Chicago Mayor Lori Lightfoot announced Wednesday the cancellation of the city’s St. Patrick’s Day parades, turning away what Gov. J.B. Pritzker said brought more than a million people to the city.
“We don’t take it lightly,” Lightfoot said. “Nonetheless, we concluded that holding a parade at this time posed an unnecessary risk to the public’s health.”
Both she and Pritzker said they’re in contact with the major sports teams in Chicago and elsewhere as to the next steps they’ll take.

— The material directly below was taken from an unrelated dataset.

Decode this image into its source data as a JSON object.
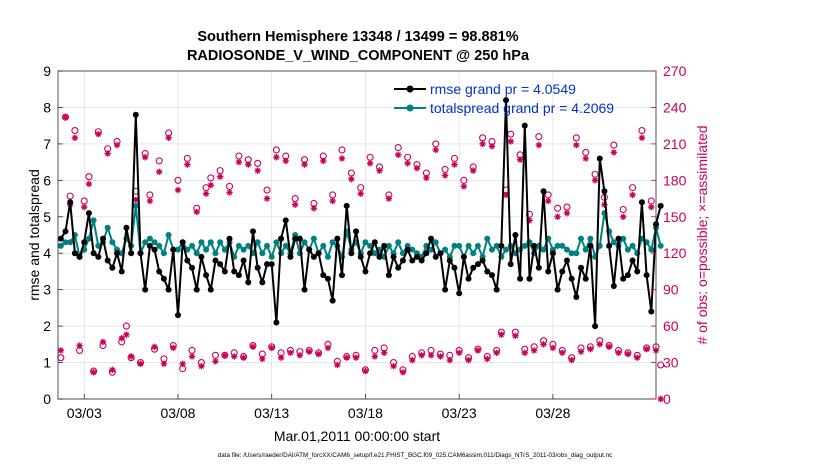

Illinois lawmakers, concerned with inviting lawmakers and staffers from around the state to convene under the Capitol dome, canceled scheduled session in Springfield next week.
Wednesday’s announcements are just the latest in a string of cancellations in Chicago and elsewhere that advocates on behalf of the business community said could have significant repercussions.
“Hotels are at the tip of the spear right now,” said Robb Karr, president of the Illinois Retail Merchants Association. “They’re feeling the real impact from all of the meeting cancellations.”
Michael Jacobsen, president of the Illinois Hotel and Lodging Association, said the losses from cancelled meetings and overnight stays in Chicago were significant.
“In the city of Chicago alone, we’ve now surpassed $20 million in lost revenue just for the month of March,” he said, adding that those 115,000 overnight stays represent millions more in lost revenue for the local service industry.
“When a visitor comes to the state of Illinois or the city of Chicago, they don’t hole themselves up in a hotel room,” he said. “We’ve heard estimates that amount to more than $100 million in lost revenue when you add all of that spending together.”
Karr said businesses are dealing with supply chain issues due to slowdowns from Chinese shipping delays, but the situation is improving. Mark Grant, president of the National Federation of Independent Business’ Illinois chapter, said the state’s small businesses were concerned.
“They’re all hanging on by their fingernails waiting to see what the shoe that looks like [will] drop next week,” he said. “If you’re in a business that’s travel-related, service-related, or in hospitality, I think you’re going to feel this pinch harder, faster.”
Businesses such as grocery stores, Karr said, also have to consider what they’ll do if local governments begin to enact crowd restrictions.
“What if public transportation gets shut down? How do they get to work? How do we protect employees that are interacting with the public,” he asked.
Both Karr and Grant said their member businesses were already under pressure from high business taxes, property taxes and uncertainty over future rate hikes to pay down state and municipal debt.
Public coffers, facing a drop in tourism dollars, could take a hit as well. Entities like McCormick Place in Chicago are funded by taxes such as surcharges on taxi rides to the event center and additional food and beverage taxes in the city.
One of the new cases announced Wednesday was the third person outside of Cook County that had been diagnosed, a man from Lake County. Illinois now has a total of 25 cases of COVID-19, the novel coronavirus that originated in China.